Community policing focuses on preventing social disorder and low-level crime, including vandalism and decay that proponents argue weakens informal social control.
Photo: Lily Xia

However, that is not always the case. Community policing has come under scrutiny for targeting racialized individuals, producing exclusion and being performative.

Researchers have found that proactive and action-oriented policing has negative outcomes for minority youths living in neighbourhoods viewed as unsafe. These neighbourhoods, seen as hotspots of crime, are subject to intensive and intrusive community policing. The result for many of these youths were feelings of being unfairly targeted, surveilled and dehumanized.

In their review of academic literature on minority youths’ police encounters, researchers Anne Nordberg, Marcus R. Crawford, Regina T. Paetorius, and Schnavia Smith Hatcher found that minority youths’ experiences during police encounters are “overwhelmingly negative.” Results of these studies “point to minority youths’ experiences as dangerous, controlling, and prejudiced. Further, youth experienced little in the way of service or protection.”

In Canada, academics Naomi Nichols and Jessica Braimoh found that “institutionally co-ordinated links between policing and social housing produce street-involvement, street-homelessness, and a profound sense of exclusions” among minority youths living in Neighbourhood Improvement Areas in Toronto.

Moreover, in a study on community policing in Ottawa, Sulaimon Giwa, assistant professor of social work at Memorial University, questioned whether communities are able to meaningfully influence policy and practice in community policing models. If not, then community policing does not create change that empower residents to succeed.

Instead, community policing serves as a tool to market the police as friendly and approachable. Giwa also argued that the power differential between the police and the community members may result in further negative relations.

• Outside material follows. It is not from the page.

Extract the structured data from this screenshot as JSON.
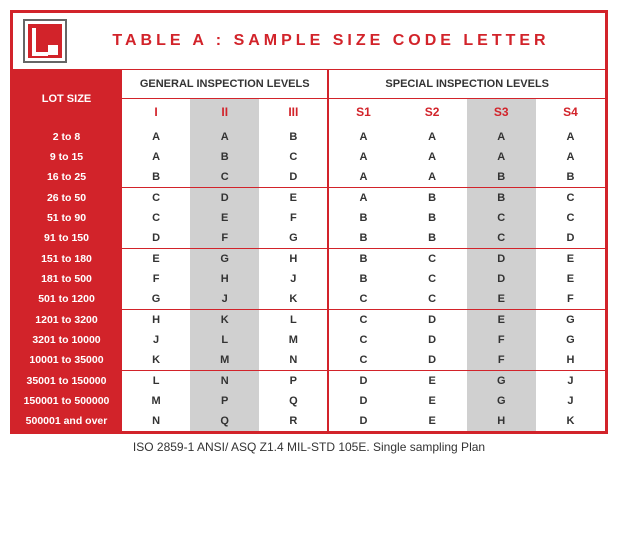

“Application of community policing as a means of improving police relations with racialized minorities and communities is disingenuous,” Giwa stated, “as its principles do not address the complexity of historical and colonial attitudes toward disenfranchised, racialized populations.”

“By glossing over embedded racial and ethnic inequities, community policing may be contributing to systems of dominance and hegemony in policing rather than working toward their eradication.”

In the end, community policing is still policing. It focuses on reporting and arrests and is dependent on officer discretion.

Criminology professor, Glen A. Ishoy, found in a study on police discretion that officers were often more concerned with supervisor expectations and subjective norms within the policing system than community expectations. This finding explains why neighbourhood policing ultimately fosters exclusion and reinforces inequality.

Ultimately, community building is important work that needs to be done. However, the question is, should this work be done by the police? Community building services may be better lead by individuals and organizations that do not operate under the umbrella of policing. They do not have a conflict of interest, allowing them to put the needs of the community first – as opposed to the regulations and expectations of the police force.

An expansion of policing into community spaces can negatively impact those who are the most marginalized. When the police enter everyday lives through community policing, we must ask ourselves: who is being watched and policed, and who is being protected?